The EUREKA site provides a variety of job-search resources, including job possibilities for various Holland Codes. For a $30 fee, you gain access to all that EUREKA offers. Your school may subscribe to EUREKA and you may also be able to gain free access through a counselor, teacher, or adviser.
http://eureka.org
Career Assessments
You can learn about the usefulness and limitations of career assessments and find links to online assessments at
www.jobhuntersbible.com/counseling
.
3
Where You Love to Be
YOUR IDEAL WORK ENVIRONMENT
Your heart has its own geography, where it prefers to be. That may be by a mountain stream. It may be in the Alps. It may be in the hustle and bustle of the streets of Shanghai or New York. It may be on an Oregon farm. It may be a beach town. Or it might be right where you are now—in your own hometown, in your own backyard, at your high school. Maybe what you’d really love to do is return there someday as a teacher.
Your heart knows the places that it loves. That’s what we’ll be exploring in this chapter, because finding where you love to be is connected with doing what you love to do and who you want to do it with. It’s an important part of being happy with your whole life, not just a small part of it. It’s living your whole dream, not just half (or less) of it.
There are lots of ways to consider where you want to be. We’ll explore two: your ideal work environment and your ideal community (which includes geographical location). We’ll be asking you a lot of questions. You may have answers to some of them and none to others. Maybe you won’t even have answers to most of the questions. That’s OK. Answer what you can—we’re
certain you’ll have some answers—and just keep the rest of the questions in the back of your mind. Questions, even when you don’t know the answer, can help you notice new things or think about things in a way you hadn’t thought about them before. For example, if we ask, “Would you rather work outside or indoors?” and you aren’t sure, you may start to notice what types of jobs are done indoors or outdoors, or jobs that combine both indoor and outdoor work. Maybe you’d be fine working indoors all the time, but you’d want to live in an area where you could go skiing or surfing on the weekend.
Use the answers you do have as a foundation for further exploration of where you’d love to be—to live, to work, to play. Your answers will change over time, as you visit places you’ve never been before, as you go to technical school or college, or as you experience your first job. All of these experiences will help you learn what, who, and where is most important in your life.

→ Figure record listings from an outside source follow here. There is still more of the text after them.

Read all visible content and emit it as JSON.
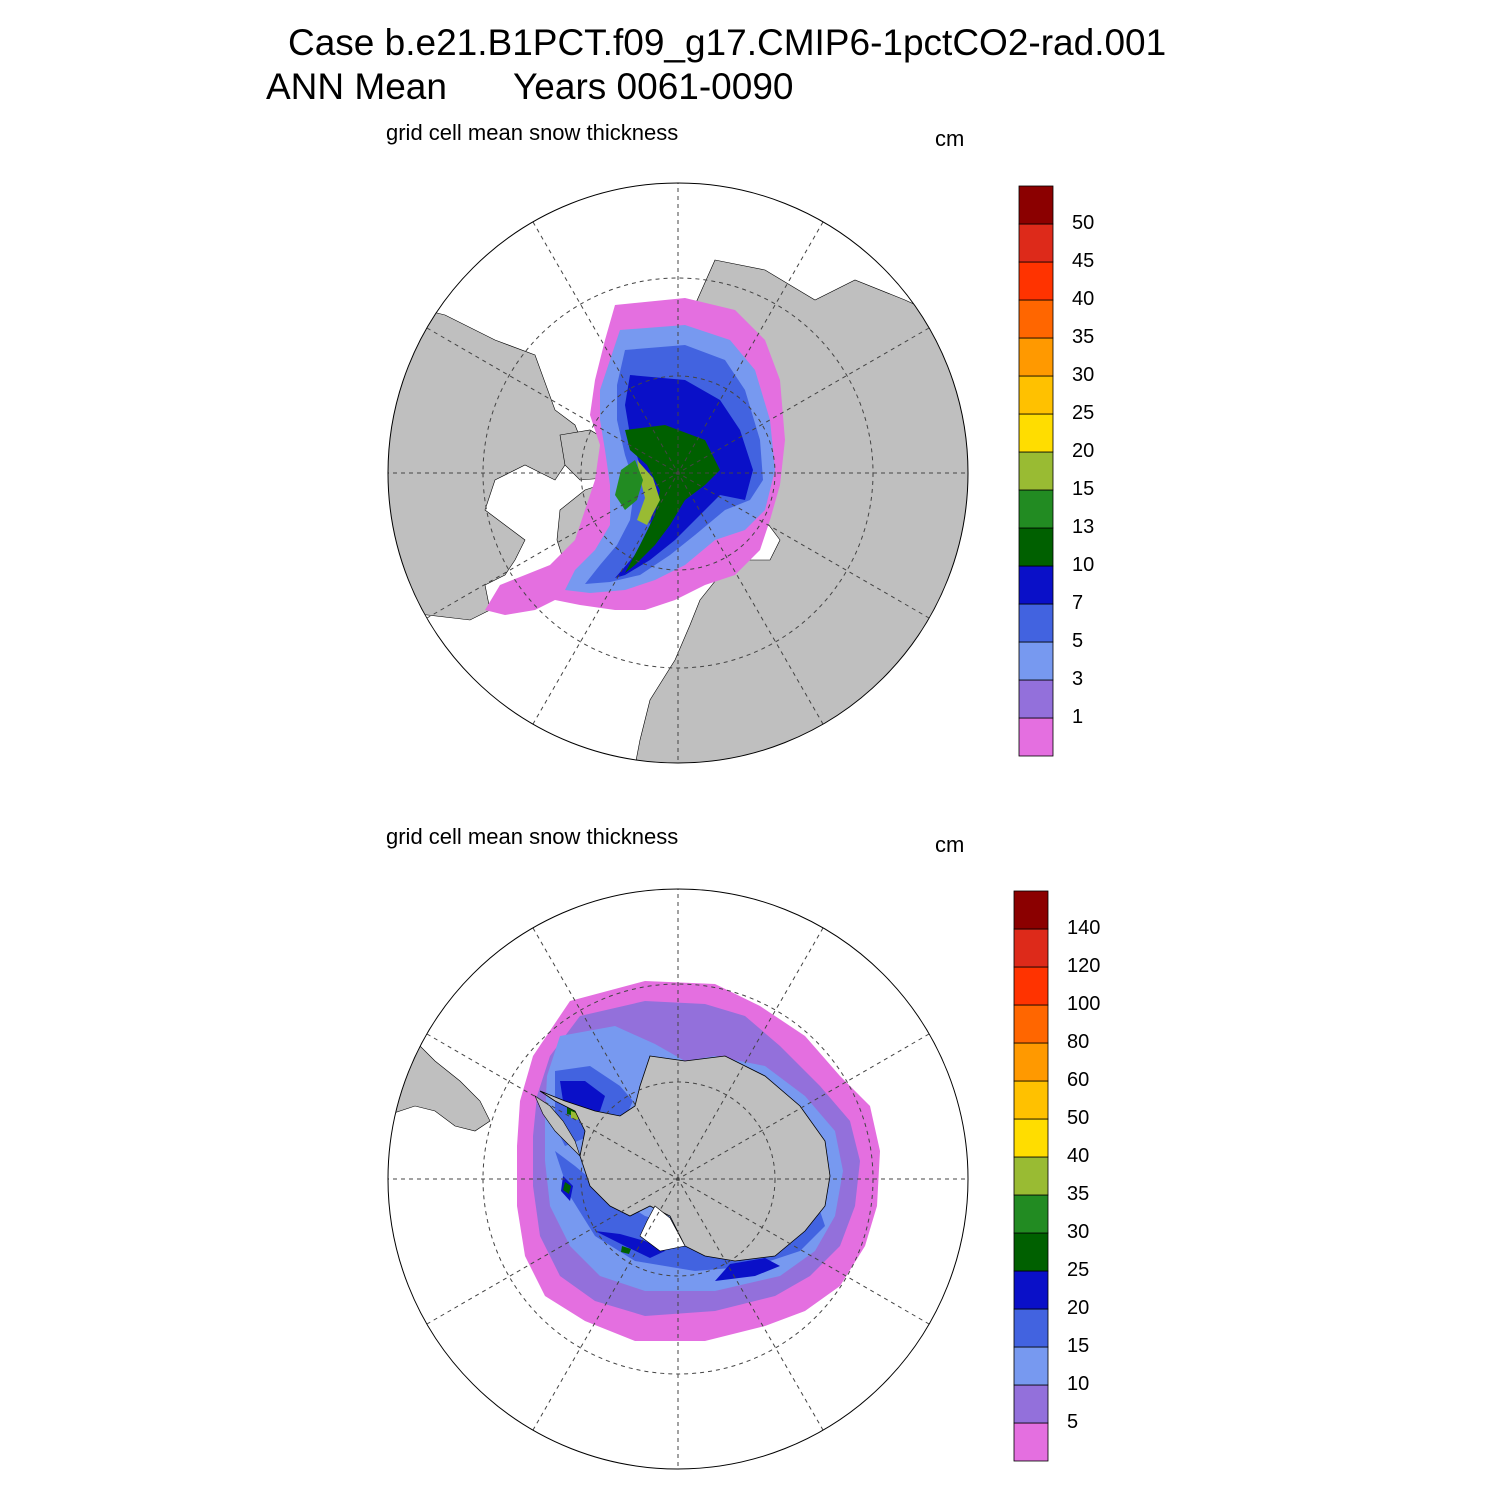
{
  "header": {
    "case_line": "Case b.e21.B1PCT.f09_g17.CMIP6-1pctCO2-rad.001",
    "period_label": "ANN Mean",
    "years_label": "Years 0061-0090"
  },
  "panels": [
    {
      "id": "north",
      "title": "grid cell mean snow thickness",
      "units": "cm",
      "colorbar": {
        "labels": [
          "1",
          "3",
          "5",
          "7",
          "10",
          "13",
          "15",
          "20",
          "25",
          "30",
          "35",
          "40",
          "45",
          "50"
        ],
        "colors": [
          "#e46fe0",
          "#9370db",
          "#7799f0",
          "#4263e0",
          "#0a10c8",
          "#006000",
          "#228b22",
          "#99bb33",
          "#ffdd00",
          "#ffc100",
          "#ff9900",
          "#ff6600",
          "#ff3300",
          "#dd2a1a",
          "#8b0000"
        ]
      }
    },
    {
      "id": "south",
      "title": "grid cell mean snow thickness",
      "units": "cm",
      "colorbar": {
        "labels": [
          "5",
          "10",
          "15",
          "20",
          "25",
          "30",
          "35",
          "40",
          "50",
          "60",
          "80",
          "100",
          "120",
          "140"
        ],
        "colors": [
          "#e46fe0",
          "#9370db",
          "#7799f0",
          "#4263e0",
          "#0a10c8",
          "#006000",
          "#228b22",
          "#99bb33",
          "#ffdd00",
          "#ffc100",
          "#ff9900",
          "#ff6600",
          "#ff3300",
          "#dd2a1a",
          "#8b0000"
        ]
      }
    }
  ],
  "colors": {
    "land": "#bfbfbf",
    "no_data": "#ffffff"
  }
}
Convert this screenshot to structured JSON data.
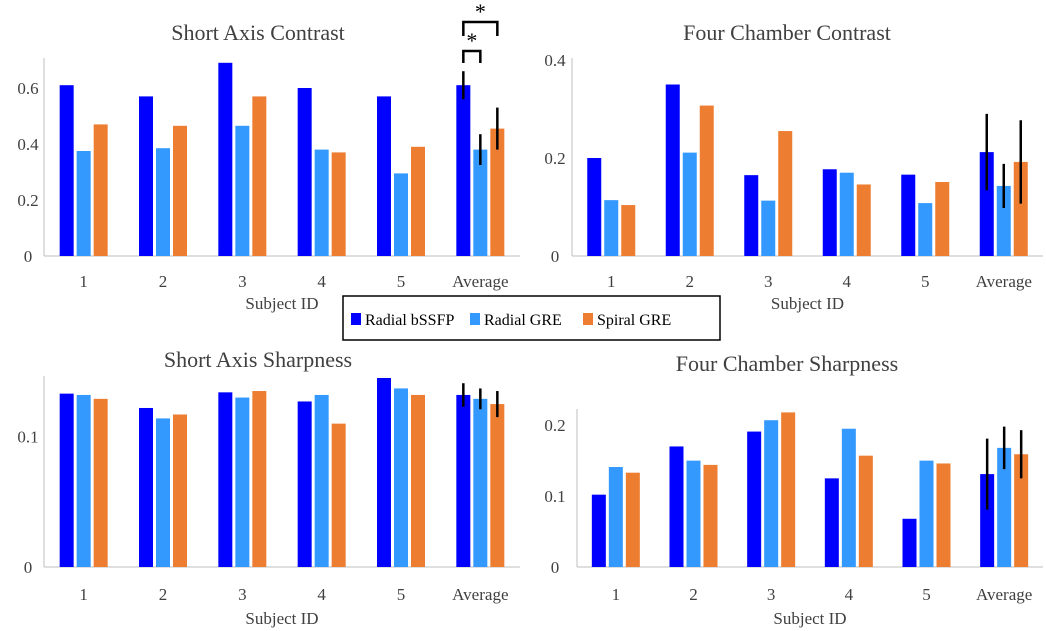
{
  "legend": [
    "Radial bSSFP",
    "Radial GRE",
    "Spiral GRE"
  ],
  "colors": {
    "Radial bSSFP": "#0000FF",
    "Radial GRE": "#3399FF",
    "Spiral GRE": "#ED7D31",
    "error": "#000000",
    "axis": "#BFBFBF"
  },
  "chart_data": [
    {
      "type": "bar",
      "title": "Short Axis Contrast",
      "xlabel": "Subject ID",
      "ylabel": "",
      "categories": [
        "1",
        "2",
        "3",
        "4",
        "5",
        "Average"
      ],
      "ylim": [
        0,
        0.7
      ],
      "yticks": [
        0,
        0.2,
        0.4,
        0.6
      ],
      "ytick_labels": [
        "0",
        "0.2",
        "0.4",
        "0.6"
      ],
      "series": [
        {
          "name": "Radial bSSFP",
          "values": [
            0.61,
            0.57,
            0.69,
            0.6,
            0.57,
            0.61
          ],
          "error": [
            0,
            0,
            0,
            0,
            0,
            0.05
          ]
        },
        {
          "name": "Radial GRE",
          "values": [
            0.375,
            0.385,
            0.465,
            0.38,
            0.295,
            0.38
          ],
          "error": [
            0,
            0,
            0,
            0,
            0,
            0.055
          ]
        },
        {
          "name": "Spiral GRE",
          "values": [
            0.47,
            0.465,
            0.57,
            0.37,
            0.39,
            0.455
          ],
          "error": [
            0,
            0,
            0,
            0,
            0,
            0.075
          ]
        }
      ],
      "annotations": [
        {
          "text": "*",
          "category": "Average",
          "from_series": 0,
          "to_series": 1,
          "level": 1
        },
        {
          "text": "*",
          "category": "Average",
          "from_series": 0,
          "to_series": 2,
          "level": 2
        }
      ]
    },
    {
      "type": "bar",
      "title": "Four Chamber Contrast",
      "xlabel": "Subject ID",
      "ylabel": "",
      "categories": [
        "1",
        "2",
        "3",
        "4",
        "5",
        "Average"
      ],
      "ylim": [
        0,
        0.4
      ],
      "yticks": [
        0,
        0.2,
        0.4
      ],
      "ytick_labels": [
        "0",
        "0.2",
        "0.4"
      ],
      "series": [
        {
          "name": "Radial bSSFP",
          "values": [
            0.2,
            0.35,
            0.165,
            0.177,
            0.166,
            0.212
          ],
          "error": [
            0,
            0,
            0,
            0,
            0,
            0.078
          ]
        },
        {
          "name": "Radial GRE",
          "values": [
            0.114,
            0.211,
            0.113,
            0.17,
            0.108,
            0.143
          ],
          "error": [
            0,
            0,
            0,
            0,
            0,
            0.045
          ]
        },
        {
          "name": "Spiral GRE",
          "values": [
            0.104,
            0.307,
            0.255,
            0.146,
            0.151,
            0.192
          ],
          "error": [
            0,
            0,
            0,
            0,
            0,
            0.085
          ]
        }
      ]
    },
    {
      "type": "bar",
      "title": "Short Axis Sharpness",
      "xlabel": "Subject ID",
      "ylabel": "",
      "categories": [
        "1",
        "2",
        "3",
        "4",
        "5",
        "Average"
      ],
      "ylim": [
        0,
        0.145
      ],
      "yticks": [
        0,
        0.1
      ],
      "ytick_labels": [
        "0",
        "0.1"
      ],
      "series": [
        {
          "name": "Radial bSSFP",
          "values": [
            0.133,
            0.122,
            0.134,
            0.127,
            0.145,
            0.132
          ],
          "error": [
            0,
            0,
            0,
            0,
            0,
            0.009
          ]
        },
        {
          "name": "Radial GRE",
          "values": [
            0.132,
            0.114,
            0.13,
            0.132,
            0.137,
            0.129
          ],
          "error": [
            0,
            0,
            0,
            0,
            0,
            0.008
          ]
        },
        {
          "name": "Spiral GRE",
          "values": [
            0.129,
            0.117,
            0.135,
            0.11,
            0.132,
            0.125
          ],
          "error": [
            0,
            0,
            0,
            0,
            0,
            0.01
          ]
        }
      ]
    },
    {
      "type": "bar",
      "title": "Four Chamber Sharpness",
      "xlabel": "Subject ID",
      "ylabel": "",
      "categories": [
        "1",
        "2",
        "3",
        "4",
        "5",
        "Average"
      ],
      "ylim": [
        0,
        0.22
      ],
      "yticks": [
        0,
        0.1,
        0.2
      ],
      "ytick_labels": [
        "0",
        "0.1",
        "0.2"
      ],
      "series": [
        {
          "name": "Radial bSSFP",
          "values": [
            0.102,
            0.17,
            0.191,
            0.125,
            0.068,
            0.131
          ],
          "error": [
            0,
            0,
            0,
            0,
            0,
            0.05
          ]
        },
        {
          "name": "Radial GRE",
          "values": [
            0.141,
            0.15,
            0.207,
            0.195,
            0.15,
            0.168
          ],
          "error": [
            0,
            0,
            0,
            0,
            0,
            0.03
          ]
        },
        {
          "name": "Spiral GRE",
          "values": [
            0.133,
            0.144,
            0.218,
            0.157,
            0.146,
            0.159
          ],
          "error": [
            0,
            0,
            0,
            0,
            0,
            0.034
          ]
        }
      ]
    }
  ]
}
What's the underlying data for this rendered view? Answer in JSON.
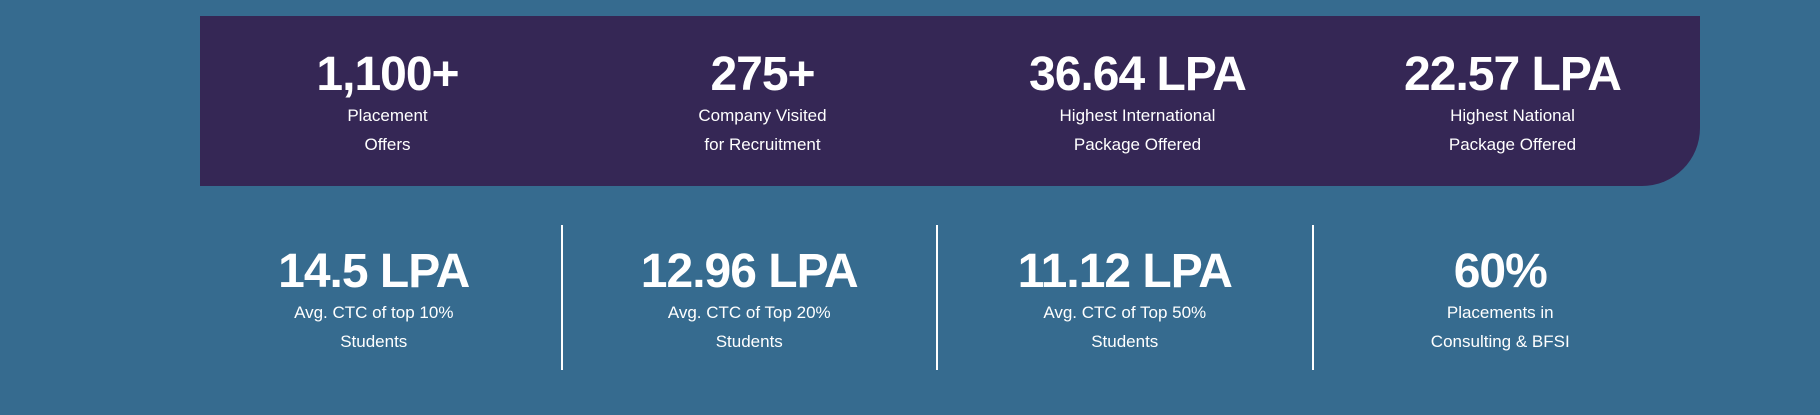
{
  "top_stats": [
    {
      "value": "1,100+",
      "label_line1": "Placement",
      "label_line2": "Offers"
    },
    {
      "value": "275+",
      "label_line1": "Company Visited",
      "label_line2": "for Recruitment"
    },
    {
      "value": "36.64 LPA",
      "label_line1": "Highest International",
      "label_line2": "Package Offered"
    },
    {
      "value": "22.57 LPA",
      "label_line1": "Highest National",
      "label_line2": "Package Offered"
    }
  ],
  "bottom_stats": [
    {
      "value": "14.5 LPA",
      "label_line1": "Avg. CTC of top 10%",
      "label_line2": "Students"
    },
    {
      "value": "12.96 LPA",
      "label_line1": "Avg. CTC of Top 20%",
      "label_line2": "Students"
    },
    {
      "value": "11.12 LPA",
      "label_line1": "Avg. CTC of Top 50%",
      "label_line2": "Students"
    },
    {
      "value": "60%",
      "label_line1": "Placements in",
      "label_line2": "Consulting & BFSI"
    }
  ],
  "colors": {
    "page_background": "#366b8f",
    "panel_background": "#352755",
    "text": "#ffffff",
    "divider": "#ffffff"
  }
}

Each person’s ideal working conditions are different. Let’s start by exploring something you may never have thought about before: your ideal work environment and what makes it just right for you.
Your Work Environment
When you begin working, roughly one-quarter of your time each week will be at your job. Many a person has gotten what they thought would be their ideal job, only to find that even though they are doing what they most want to do, the workplace is so uncomfortable they must quit. Your work environment needs to be one not only in which you feel comfortable but in which you can thrive. We use the term “environment” here because your ideal “where” includes more than just the location (office, laboratory, farm) where you do your work. The environment also includes, among many other things, your work space (desk, cubicle, lab space, five-hundred-acre ranch, machine shop), physical conditions (windows or no windows, natural or fluorescent lighting, noisy or quiet), atmosphere (formal, casual, amount of contact with people, working style), company size (small, large, local, national, international), and clothing (uniform, suit, jeans).
If you’ve already had some work experience or if you’ve visited various workplaces (for example, where your parents work, your doctor’s office, your school), think about what you liked or didn’t like. Another way to approach this is to think about where you like to study—in a quiet library or in your bedroom with the CD player on, alone or with a group, and so on. Where do you feel
comfortable or uncomfortable? Where would you like to spend more time? The same job (or very similar jobs) can happen in many different environments—some you would love, some you would hate! So let’s start exploring what’s just right for you.